Some further ideas you didn’t mention.
- Contact local translation companies in person, and see if they are interested in your services – you are likely going to find the rates in Mexico, where you live, very low, but you might expand from there to agencies elsewhere once you have gained some experience with them; also, if you return to your hometown in the USA to visit friends or family, take the time to go an introduce yourself to translation companies there (try to set up an appointment in advance: don’t just drop in on them).
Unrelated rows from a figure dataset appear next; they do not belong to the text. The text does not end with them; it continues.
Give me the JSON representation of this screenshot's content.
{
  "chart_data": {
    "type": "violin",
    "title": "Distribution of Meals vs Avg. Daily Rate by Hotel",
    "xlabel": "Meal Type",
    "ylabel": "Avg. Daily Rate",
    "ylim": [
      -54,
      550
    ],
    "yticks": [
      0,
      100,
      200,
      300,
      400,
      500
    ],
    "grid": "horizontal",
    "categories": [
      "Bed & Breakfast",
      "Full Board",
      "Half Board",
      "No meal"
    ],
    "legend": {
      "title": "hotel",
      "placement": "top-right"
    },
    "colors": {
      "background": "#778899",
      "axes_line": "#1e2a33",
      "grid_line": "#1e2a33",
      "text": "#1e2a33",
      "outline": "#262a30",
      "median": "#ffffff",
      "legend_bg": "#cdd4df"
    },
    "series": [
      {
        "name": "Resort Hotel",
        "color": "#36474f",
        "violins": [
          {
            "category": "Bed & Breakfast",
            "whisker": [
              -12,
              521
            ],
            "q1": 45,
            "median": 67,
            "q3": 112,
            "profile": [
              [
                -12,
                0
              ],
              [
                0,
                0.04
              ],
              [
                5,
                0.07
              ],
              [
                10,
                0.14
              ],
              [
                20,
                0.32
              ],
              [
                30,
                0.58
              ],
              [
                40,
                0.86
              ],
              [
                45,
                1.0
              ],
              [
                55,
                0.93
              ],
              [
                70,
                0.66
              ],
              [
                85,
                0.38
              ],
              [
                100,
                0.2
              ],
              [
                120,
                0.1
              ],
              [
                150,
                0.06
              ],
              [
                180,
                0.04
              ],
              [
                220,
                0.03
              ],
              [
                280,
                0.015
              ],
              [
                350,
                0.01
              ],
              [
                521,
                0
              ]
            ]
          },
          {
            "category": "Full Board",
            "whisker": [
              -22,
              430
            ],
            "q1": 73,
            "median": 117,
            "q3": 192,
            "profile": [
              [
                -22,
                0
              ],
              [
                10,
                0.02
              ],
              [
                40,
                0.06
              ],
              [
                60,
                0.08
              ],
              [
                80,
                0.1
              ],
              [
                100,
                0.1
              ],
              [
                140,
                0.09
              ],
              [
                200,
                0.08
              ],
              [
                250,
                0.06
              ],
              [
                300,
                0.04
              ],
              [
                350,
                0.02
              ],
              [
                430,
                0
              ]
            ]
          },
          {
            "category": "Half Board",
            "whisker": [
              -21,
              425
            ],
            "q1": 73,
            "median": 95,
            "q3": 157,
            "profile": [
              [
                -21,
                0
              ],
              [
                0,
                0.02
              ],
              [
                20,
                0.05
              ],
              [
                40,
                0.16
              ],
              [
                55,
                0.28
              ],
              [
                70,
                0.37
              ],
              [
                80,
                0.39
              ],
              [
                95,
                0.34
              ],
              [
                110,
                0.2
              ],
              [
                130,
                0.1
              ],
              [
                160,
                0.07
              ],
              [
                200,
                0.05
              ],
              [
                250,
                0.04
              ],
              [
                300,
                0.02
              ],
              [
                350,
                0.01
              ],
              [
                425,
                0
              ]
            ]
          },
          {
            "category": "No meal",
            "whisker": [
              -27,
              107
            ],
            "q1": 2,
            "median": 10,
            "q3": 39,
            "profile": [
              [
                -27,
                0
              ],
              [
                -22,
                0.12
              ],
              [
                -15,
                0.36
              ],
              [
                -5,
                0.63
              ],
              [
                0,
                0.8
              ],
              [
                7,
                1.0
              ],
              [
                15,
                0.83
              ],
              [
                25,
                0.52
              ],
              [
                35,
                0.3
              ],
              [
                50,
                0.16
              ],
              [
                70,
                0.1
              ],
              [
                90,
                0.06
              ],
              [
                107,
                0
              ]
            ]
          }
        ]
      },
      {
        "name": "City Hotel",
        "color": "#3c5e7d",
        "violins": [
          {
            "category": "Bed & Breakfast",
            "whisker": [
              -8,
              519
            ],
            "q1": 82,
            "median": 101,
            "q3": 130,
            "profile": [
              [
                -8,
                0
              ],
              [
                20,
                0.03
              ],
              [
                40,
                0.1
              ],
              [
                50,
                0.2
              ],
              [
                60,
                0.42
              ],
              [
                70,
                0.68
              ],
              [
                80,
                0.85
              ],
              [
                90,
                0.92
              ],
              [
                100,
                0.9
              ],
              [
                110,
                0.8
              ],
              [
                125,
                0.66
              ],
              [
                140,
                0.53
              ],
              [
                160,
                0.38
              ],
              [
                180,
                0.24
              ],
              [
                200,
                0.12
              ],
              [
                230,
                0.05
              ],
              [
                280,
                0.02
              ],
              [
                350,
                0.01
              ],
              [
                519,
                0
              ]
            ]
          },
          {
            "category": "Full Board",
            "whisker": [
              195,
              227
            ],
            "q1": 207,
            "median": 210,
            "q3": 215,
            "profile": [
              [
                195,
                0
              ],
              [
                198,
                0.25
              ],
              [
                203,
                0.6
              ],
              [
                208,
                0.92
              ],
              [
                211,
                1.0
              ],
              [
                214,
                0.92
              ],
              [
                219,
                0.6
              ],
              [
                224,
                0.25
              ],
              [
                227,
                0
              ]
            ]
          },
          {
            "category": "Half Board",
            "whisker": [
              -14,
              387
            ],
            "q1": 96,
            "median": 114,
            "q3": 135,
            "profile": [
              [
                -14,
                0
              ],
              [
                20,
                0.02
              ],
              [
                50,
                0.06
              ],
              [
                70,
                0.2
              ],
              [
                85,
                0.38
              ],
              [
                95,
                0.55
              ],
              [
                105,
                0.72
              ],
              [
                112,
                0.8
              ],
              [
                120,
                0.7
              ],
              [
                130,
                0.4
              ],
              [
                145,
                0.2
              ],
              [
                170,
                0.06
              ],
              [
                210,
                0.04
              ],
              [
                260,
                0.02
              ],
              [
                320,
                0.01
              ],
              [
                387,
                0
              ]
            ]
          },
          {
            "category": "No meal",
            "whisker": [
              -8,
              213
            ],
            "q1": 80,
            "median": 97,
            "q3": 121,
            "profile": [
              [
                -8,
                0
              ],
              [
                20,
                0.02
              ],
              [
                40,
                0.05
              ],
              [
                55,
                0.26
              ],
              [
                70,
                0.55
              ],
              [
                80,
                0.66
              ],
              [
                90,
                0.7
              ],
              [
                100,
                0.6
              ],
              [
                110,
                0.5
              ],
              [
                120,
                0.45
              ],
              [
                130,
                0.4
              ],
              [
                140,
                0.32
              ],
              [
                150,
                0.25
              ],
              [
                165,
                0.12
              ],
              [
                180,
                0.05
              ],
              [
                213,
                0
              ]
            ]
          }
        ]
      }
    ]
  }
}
- There are some good resources on the web to help beginning translators – I believe the “beginning translators” posts here in About Translation are one, but better ones are, for example, Corinne McKay’s blog (Thoughts on Translation) and book (How To Succeed as a Freelance Translator – the second edition has just been published), and Judy and Dagmar Jenner’s really useful book The Entrepreneurial Linguist. You can also find much useful advice (amid a sea of useless blather) in the translation fora of such sites as ProZ and TranslatorsCafé and on social networks such as LinkedIn.
- Join the ATA and also your local translators association in Mexico, and/or in your hometown in the USA.
- Try to get ATA certified. This is usually difficult in your language pair, but useful if you manage it.
- Enroll in a university-level course in translation. There are several excellent ones – including the Denver University’s University College program where I teach.
- Finally, if you decide to start your own blog. Check out the “Blogging 101” presentation here – you might find it useful.